Outro fator importante a ser destacado é a geração de emprego. Enquanto uma propriedade padrão na região, com 40 hectares, demanda 0,05 homem/hectare, a mesma propriedade com SAF demanda 0,21 homem por hectare. Considerando o aumento da área com SAF na região norte de Mato Grosso, foram 160 novos empregos gerados nos últimos anos.
Conforme a análise de impacto da adoção dos SAFs em Mato Grosso, observou-se que, no período de 2016 a 2019, para cada R$ 1 investido na tecnologia pela Embrapa Agrossilvipastoril, foram injetados na economia estadual R$ 0,91 além do que seriam gerados pela tecnologia de pecuária extensiva anteriormente usada nessas áreas.

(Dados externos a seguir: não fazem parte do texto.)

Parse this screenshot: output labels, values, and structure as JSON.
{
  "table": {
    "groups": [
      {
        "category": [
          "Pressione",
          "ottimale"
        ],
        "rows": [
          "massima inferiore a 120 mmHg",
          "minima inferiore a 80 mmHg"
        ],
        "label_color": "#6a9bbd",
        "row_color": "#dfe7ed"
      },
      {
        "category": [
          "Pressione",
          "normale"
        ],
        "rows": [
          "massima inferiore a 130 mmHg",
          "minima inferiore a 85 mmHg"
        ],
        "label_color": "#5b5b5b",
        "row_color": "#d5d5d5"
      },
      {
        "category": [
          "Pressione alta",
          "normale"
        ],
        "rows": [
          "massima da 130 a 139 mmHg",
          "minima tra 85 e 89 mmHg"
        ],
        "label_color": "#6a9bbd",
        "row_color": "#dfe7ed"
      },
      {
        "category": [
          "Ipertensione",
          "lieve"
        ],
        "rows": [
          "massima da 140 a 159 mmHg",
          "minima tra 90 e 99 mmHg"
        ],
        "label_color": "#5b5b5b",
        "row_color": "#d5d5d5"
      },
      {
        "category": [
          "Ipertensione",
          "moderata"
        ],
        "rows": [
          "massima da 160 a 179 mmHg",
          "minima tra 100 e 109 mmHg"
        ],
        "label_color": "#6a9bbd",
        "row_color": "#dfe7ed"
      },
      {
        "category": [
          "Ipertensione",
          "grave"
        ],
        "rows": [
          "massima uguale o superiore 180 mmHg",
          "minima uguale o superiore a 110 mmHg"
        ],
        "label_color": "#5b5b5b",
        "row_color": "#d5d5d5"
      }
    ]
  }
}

Novas iniciativas com SAF na região
Para isso, uma unidade de aprendizagem vem sendo conduzida dentro do campus da UFMT e é usada em visitas técnicas e em aulas práticas. O grupo ainda busca organizar uma cadeia de comercialização e distribuição de produtos produzidos pelos agricultores assistidos.
Em Alta Floresta, iniciativas do ICV e IOV levam assistência técnica e microcrédito aos produtores. Um sistema de economia solidária ajuda na comercialização e transporte dos produtos produzidos nos SAFs.
As duas iniciativas foram aprovadas em edital do Funbio e contam com recursos dos governos da Alemanha e do Reino Unido, por meio do REM Mato Grosso.
O Programa Global REDD Early Movers (REM) (REDD para Pioneiros pela sigla em Inglês) é uma iniciativa de remuneração de serviços ambientais. Premia nações ou estados comprometidos com a redução de emissões de CO2 por meio de ações de conservação de florestas. Mato Grosso passou a ser beneficiado pelo programa em 2017 devido à redução de mais de 90% do desmatamento no período de 2004 a 2014.